女子衣衫略有褴褛,脸色苍白如纸,气息微弱,唯有紧蹙的眉头显露出她即使在昏迷中亦不得安宁。
赵大虽对找妹子心急如焚,却无法对眼前垂死之人视而不见, 他将女子背在宽厚的背上,口中那呼唤女儿的口哨,一路吹着。

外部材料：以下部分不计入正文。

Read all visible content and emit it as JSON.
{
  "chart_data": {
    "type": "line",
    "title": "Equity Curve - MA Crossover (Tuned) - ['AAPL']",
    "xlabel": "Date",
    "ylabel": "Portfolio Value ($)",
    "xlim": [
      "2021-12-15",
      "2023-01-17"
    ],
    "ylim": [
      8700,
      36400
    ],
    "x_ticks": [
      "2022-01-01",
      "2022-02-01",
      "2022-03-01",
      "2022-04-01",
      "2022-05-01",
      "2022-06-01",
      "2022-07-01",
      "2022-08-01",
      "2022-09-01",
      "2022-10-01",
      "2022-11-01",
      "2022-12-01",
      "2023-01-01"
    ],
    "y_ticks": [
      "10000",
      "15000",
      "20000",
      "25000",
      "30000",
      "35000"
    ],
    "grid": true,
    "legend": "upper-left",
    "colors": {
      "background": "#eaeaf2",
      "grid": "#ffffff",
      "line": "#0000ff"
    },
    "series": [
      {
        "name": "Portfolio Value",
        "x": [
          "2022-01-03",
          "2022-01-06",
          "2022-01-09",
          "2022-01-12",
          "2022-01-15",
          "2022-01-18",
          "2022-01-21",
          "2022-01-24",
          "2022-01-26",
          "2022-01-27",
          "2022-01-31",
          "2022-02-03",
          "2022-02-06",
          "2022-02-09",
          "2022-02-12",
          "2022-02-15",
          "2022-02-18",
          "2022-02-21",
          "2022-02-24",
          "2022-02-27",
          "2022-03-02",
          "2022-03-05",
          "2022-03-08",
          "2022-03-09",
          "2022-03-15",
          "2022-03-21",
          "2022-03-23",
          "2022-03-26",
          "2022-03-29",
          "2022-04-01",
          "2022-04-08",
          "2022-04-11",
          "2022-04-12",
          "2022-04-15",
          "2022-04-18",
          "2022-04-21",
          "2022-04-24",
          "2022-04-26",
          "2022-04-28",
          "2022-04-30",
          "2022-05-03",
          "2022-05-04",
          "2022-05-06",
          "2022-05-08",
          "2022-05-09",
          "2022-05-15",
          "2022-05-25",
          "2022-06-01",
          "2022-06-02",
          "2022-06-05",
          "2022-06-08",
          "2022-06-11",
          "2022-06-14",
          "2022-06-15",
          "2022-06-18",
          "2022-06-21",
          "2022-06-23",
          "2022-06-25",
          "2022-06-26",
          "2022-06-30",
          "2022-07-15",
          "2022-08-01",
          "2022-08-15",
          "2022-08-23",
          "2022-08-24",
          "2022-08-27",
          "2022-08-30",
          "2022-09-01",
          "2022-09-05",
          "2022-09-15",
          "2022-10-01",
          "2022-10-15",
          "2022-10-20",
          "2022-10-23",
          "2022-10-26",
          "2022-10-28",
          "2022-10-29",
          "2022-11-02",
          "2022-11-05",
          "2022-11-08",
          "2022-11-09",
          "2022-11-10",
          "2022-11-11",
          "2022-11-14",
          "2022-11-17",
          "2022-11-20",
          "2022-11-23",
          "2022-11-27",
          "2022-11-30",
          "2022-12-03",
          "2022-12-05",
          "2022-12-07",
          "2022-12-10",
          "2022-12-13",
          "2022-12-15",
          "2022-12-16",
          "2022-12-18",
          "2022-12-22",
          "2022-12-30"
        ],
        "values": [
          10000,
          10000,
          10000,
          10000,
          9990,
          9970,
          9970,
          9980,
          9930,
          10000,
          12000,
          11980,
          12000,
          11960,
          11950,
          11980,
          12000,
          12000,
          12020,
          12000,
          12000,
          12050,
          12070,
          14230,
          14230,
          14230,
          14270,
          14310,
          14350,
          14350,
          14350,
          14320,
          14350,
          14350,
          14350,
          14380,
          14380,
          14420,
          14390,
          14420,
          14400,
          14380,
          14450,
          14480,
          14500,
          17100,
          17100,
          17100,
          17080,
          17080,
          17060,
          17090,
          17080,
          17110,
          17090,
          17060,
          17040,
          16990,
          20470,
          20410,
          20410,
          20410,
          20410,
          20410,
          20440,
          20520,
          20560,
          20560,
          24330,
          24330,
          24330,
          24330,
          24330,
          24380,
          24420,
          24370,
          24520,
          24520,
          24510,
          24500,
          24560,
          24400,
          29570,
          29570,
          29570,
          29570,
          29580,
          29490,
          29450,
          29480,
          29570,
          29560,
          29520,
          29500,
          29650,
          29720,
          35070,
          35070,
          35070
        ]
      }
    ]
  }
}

大半夜流落在外, 背上的女子怕也是个同他妹子一样的苦命人,他眼泪纵横,回到了他那位于山腰溪旁的家中。
放在了妹子的床上,却看到了那女子手腕上包扎伤口的打结法莫名熟悉……这是他妹子常打的!
这女子一定认识阿鹿!
只是他并不知道, 今个他这哨声, 穿透了山谷, 回响在万安山附近, 已入了日思夜想的人的耳中。
山体另一侧。
校尉苏诚正带着几名兵士, 护着一位面容憔悴浑身是伤的女子。
他奉北静王之命将这女子沿着原路带离甬道。
苏诚运气不错, 一路无碍。可顺利出来后却不见北静王,寻至甬道的一队人至今也没有回音。
两个时辰了,苏诚心急如焚。
而他带出来的这女子, 正是猎户赵大苦寻不得的妹子阿鹿。
“是我阿兄!是我阿兄的口哨声!” 阿鹿瞬间激动,就要循着口哨声奔去,“我得去找我阿兄!”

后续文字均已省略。